Стоит ли описывать оборотную сторону этой медали? Легко догадаться, что в грязной сумрачной комнате старуха накрывает на стол, что ужин уже готов, что она садится, смотрит на часы, некоторое время ждет, а затем начинает с аппетитом есть. Она думает: «Опять он чудит». Вот и все.
Они жили впятером: бабка, ее младший сын, старшая дочь и двое ее детей. Сын был почти немым; болезненная дочь туго соображала, из двоих детей один уже работал в страховой компании, а младший еще учился. В семьдесят лет бабка продолжала властвовать в этом мирке. Над ее кроватью висел ее портрет, где она была на пять лет моложе, прямая, в черном платье, с медальоном на шее, без единой морщины, с огромными светлыми холодными глазами, и где у нее та королевская осанка, от которой она отказалась только с возрастом и которую порой еще считала нужным принимать на людях.
Этим светлым глазам ее внук был обязан воспоминанием, от которого до сих пор краснел.

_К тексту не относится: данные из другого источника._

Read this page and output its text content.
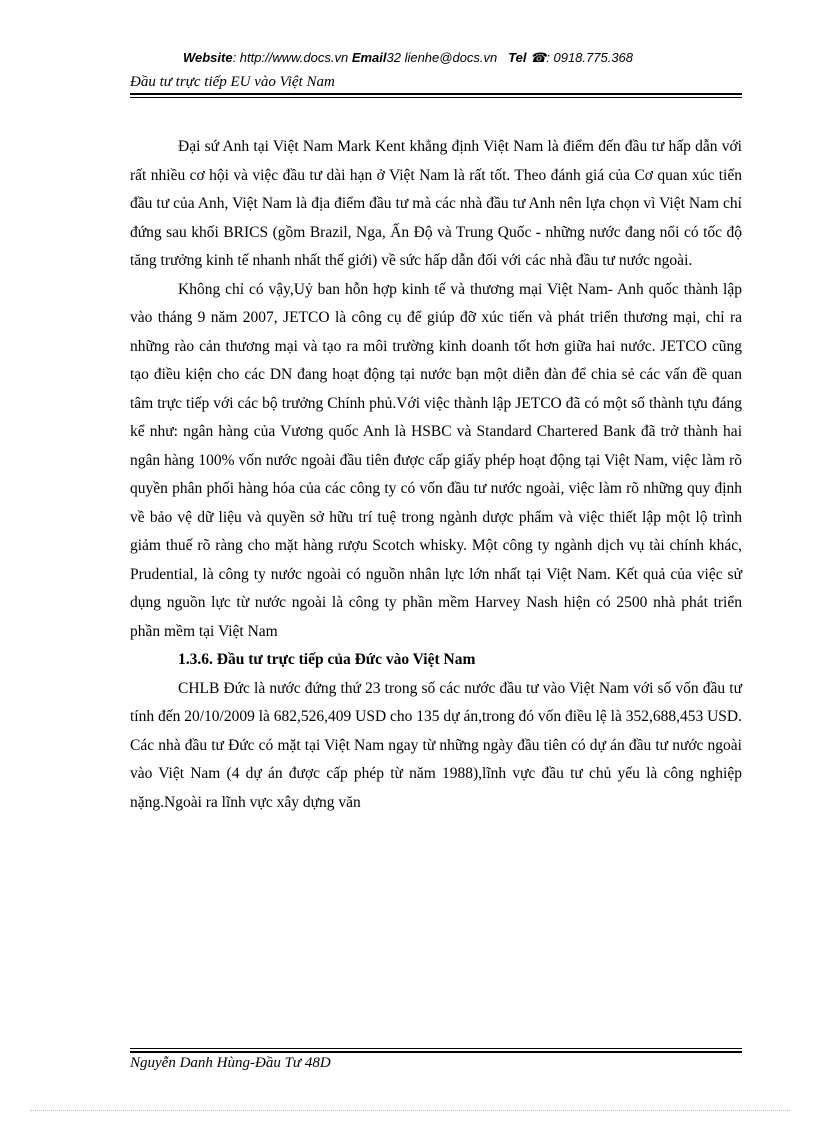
Website: http://www.docs.vn Email32 lienhe@docs.vn Tel ☎: 0918.775.368
Đầu tư trực tiếp EU vào Việt Nam

Đại sứ Anh tại Việt Nam Mark Kent khẳng định Việt Nam là điểm đến đầu tư hấp dẫn với rất nhiều cơ hội và việc đầu tư dài hạn ở Việt Nam là rất tốt. Theo đánh giá của Cơ quan xúc tiến đầu tư của Anh, Việt Nam là địa điểm đầu tư mà các nhà đầu tư Anh nên lựa chọn vì Việt Nam chỉ đứng sau khối BRICS (gồm Brazil, Nga, Ấn Độ và Trung Quốc - những nước đang nổi có tốc độ tăng trưởng kinh tế nhanh nhất thế giới) về sức hấp dẫn đối với các nhà đầu tư nước ngoài.

Không chỉ có vậy,Uỷ ban hỗn hợp kinh tế và thương mại Việt Nam- Anh quốc thành lập vào tháng 9 năm 2007, JETCO là công cụ để giúp đỡ xúc tiến và phát triển thương mại, chỉ ra những rào cản thương mại và tạo ra môi trường kinh doanh tốt hơn giữa hai nước. JETCO cũng tạo điều kiện cho các DN đang hoạt động tại nước bạn một diễn đàn để chia sẻ các vấn đề quan tâm trực tiếp với các bộ trưởng Chính phủ.Với việc thành lập JETCO đã có một số thành tựu đáng kể như: ngân hàng của Vương quốc Anh là HSBC và Standard Chartered Bank đã trở thành hai ngân hàng 100% vốn nước ngoài đầu tiên được cấp giấy phép hoạt động tại Việt Nam, việc làm rõ quyền phân phối hàng hóa của các công ty có vốn đầu tư nước ngoài, việc làm rõ những quy định về bảo vệ dữ liệu và quyền sở hữu trí tuệ trong ngành dược phẩm và việc thiết lập một lộ trình giảm thuế rõ ràng cho mặt hàng rượu Scotch whisky. Một công ty ngành dịch vụ tài chính khác, Prudential, là công ty nước ngoài có nguồn nhân lực lớn nhất tại Việt Nam. Kết quả của việc sử dụng nguồn lực từ nước ngoài là công ty phần mềm Harvey Nash hiện có 2500 nhà phát triển phần mềm tại Việt Nam

1.3.6. Đầu tư trực tiếp của Đức vào Việt Nam

CHLB Đức là nước đứng thứ 23 trong số các nước đầu tư vào Việt Nam với số vốn đầu tư tính đến 20/10/2009 là 682,526,409 USD cho 135 dự án,trong đó vốn điều lệ là 352,688,453 USD. Các nhà đầu tư Đức có mặt tại Việt Nam ngay từ những ngày đầu tiên có dự án đầu tư nước ngoài vào Việt Nam (4 dự án được cấp phép từ năm 1988),lĩnh vực đầu tư chủ yếu là công nghiệp nặng.Ngoài ra lĩnh vực xây dựng văn

Nguyễn Danh Hùng-Đầu Tư 48D
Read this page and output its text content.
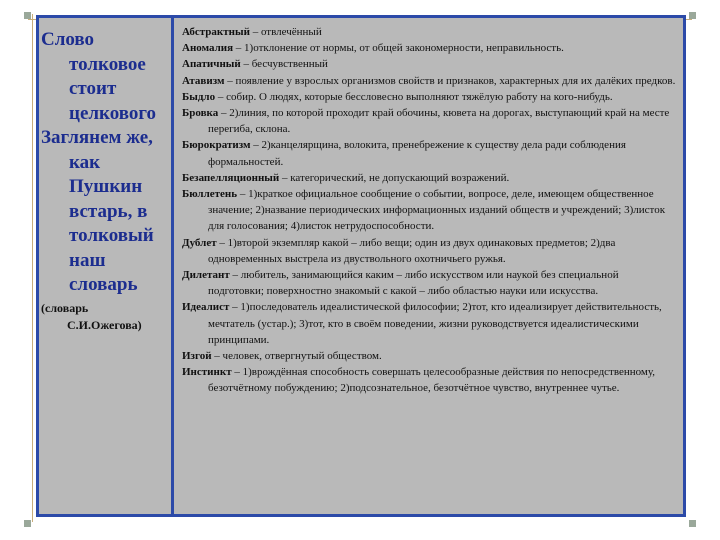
Слово
толковое
стоит
целкового
Заглянем же,
как
Пушкин
встарь, в
толковый
наш
словарь
(словарь
С.И.Ожегова)
Абстрактный – отвлечённый
Аномалия – 1)отклонение от нормы, от общей закономерности, неправильность.
Апатичный – бесчувственный
Атавизм – появление у взрослых организмов свойств и признаков, характерных для их далёких предков.
Быдло – собир. О людях, которые бессловесно выполняют тяжёлую работу на кого-нибудь.
Бровка – 2)линия, по которой проходит край обочины, кювета на дорогах, выступающий край на месте перегиба, склона.
Бюрократизм – 2)канцелярщина, волокита, пренебрежение к существу дела ради соблюдения формальностей.
Безапелляционный – категорический, не допускающий возражений.
Бюллетень – 1)краткое официальное сообщение о событии, вопросе, деле, имеющем общественное значение; 2)название периодических информационных изданий обществ и учреждений; 3)листок для голосования; 4)листок нетрудоспособности.
Дублет – 1)второй экземпляр какой – либо вещи; один из двух одинаковых предметов; 2)два одновременных выстрела из двуствольного охотничьего ружья.
Дилетант – любитель, занимающийся каким – либо искусством или наукой без специальной подготовки; поверхностно знакомый с какой – либо областью науки или искусства.
Идеалист – 1)последователь идеалистической философии; 2)тот, кто идеализирует действительность, мечтатель (устар.); 3)тот, кто в своём поведении, жизни руководствуется идеалистическими принципами.
Изгой – человек, отвергнутый обществом.
Инстинкт – 1)врождённая способность совершать целесообразные действия по непосредственному, безотчётному побуждению; 2)подсознательное, безотчётное чувство, внутреннее чутье.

Бабка дожидалась, когда придут гости, и, строго на него глядя, спрашивала: «Кого ты любишь больше, мать или бабушку?» Игра осложнялась, когда присутствовала сама дочь. И во всех случаях мальчик отвечал: «Бабушку», ощущая при этом порыв любви к своей вечно молчащей матери. А если гости удивлялись такому ответу, мать говорила: «Просто его всегда воспитывала бабушка».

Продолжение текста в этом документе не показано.